The milk tester would come in …
Interviewer: Regular milking performance
Art: He’d come in and check every month.
Interviewer: But he checked it by the pound?
Art: Yep. And that’s what I had to milk, four times, six times a day.
Interviewer: But he didn’t measure it by the gallon?
Art: Nope
Interviewer: So how many, is it ten pounds to the gallon?
Art: Ten pounds to the gallon.
Marie Harrop: About the same as water.
Art: I milked her every four hours for the first three months, succession. That was my job.
Interviewer: That’s a lot of milking.
Art: And when I was supposed to have a holiday, she was the one had to be milked. She wouldn’t let nobody else milk her.
[The older man smiles and chuckles]
Interviewer: That was your holiday.
Art: Yes. And, do you know, you had to wear black shoes and black socks, white pants and white shirt.

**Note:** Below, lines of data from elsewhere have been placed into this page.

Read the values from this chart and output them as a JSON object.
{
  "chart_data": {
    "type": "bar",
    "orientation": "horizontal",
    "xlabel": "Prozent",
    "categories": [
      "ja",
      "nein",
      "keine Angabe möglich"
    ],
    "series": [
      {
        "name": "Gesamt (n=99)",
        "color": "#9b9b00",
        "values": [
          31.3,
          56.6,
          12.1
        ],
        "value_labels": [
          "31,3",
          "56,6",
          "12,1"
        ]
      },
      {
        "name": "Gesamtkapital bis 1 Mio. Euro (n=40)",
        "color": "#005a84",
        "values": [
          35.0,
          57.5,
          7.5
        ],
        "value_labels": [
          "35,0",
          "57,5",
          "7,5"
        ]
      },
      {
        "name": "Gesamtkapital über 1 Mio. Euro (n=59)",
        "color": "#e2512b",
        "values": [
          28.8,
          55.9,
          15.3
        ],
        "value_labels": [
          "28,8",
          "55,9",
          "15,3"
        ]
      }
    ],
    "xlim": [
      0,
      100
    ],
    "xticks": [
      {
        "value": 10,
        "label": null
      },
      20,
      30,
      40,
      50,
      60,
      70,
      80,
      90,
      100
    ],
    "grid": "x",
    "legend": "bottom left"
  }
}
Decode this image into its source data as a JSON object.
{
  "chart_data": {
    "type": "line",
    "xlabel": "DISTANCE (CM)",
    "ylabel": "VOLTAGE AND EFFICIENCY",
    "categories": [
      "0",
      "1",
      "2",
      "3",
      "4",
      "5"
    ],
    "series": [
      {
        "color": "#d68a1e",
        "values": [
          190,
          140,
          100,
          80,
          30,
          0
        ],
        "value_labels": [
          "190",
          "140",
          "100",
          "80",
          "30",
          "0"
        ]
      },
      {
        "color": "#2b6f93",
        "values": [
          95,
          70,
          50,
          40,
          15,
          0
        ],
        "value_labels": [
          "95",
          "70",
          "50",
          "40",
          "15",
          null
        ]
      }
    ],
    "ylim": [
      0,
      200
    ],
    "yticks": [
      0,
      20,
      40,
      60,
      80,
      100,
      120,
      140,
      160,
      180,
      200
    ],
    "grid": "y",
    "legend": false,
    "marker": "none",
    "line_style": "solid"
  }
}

Interviewer: So you had a mode of dress.
Art: And every night, or every morning, that Chinaman would pick those clothes up today, or tomorrow morning, and leave the other ones. So we’d have clean for the next two milkings. I was milking on the average of four times a day.
Interviewer: Wow.
Art: I went there at eighteen, and the first month I was in, do you know what I did? We had to dig a pipe from the intake, well the intake is up the hill, we put in three car load of wooden pipe. And from the top of the hill, intake, was suspension bridges.
Interviewer: Uh huh
Art: Down. We had to carry twelve-inch wooden pipe across that bridge. And we were up two hundred feet in the air.
[Black screen with text: After leaving Fintry, Art had a farming accident that resulted in the loss of both arms. This did not slow him down and he continued farming into his 70s.]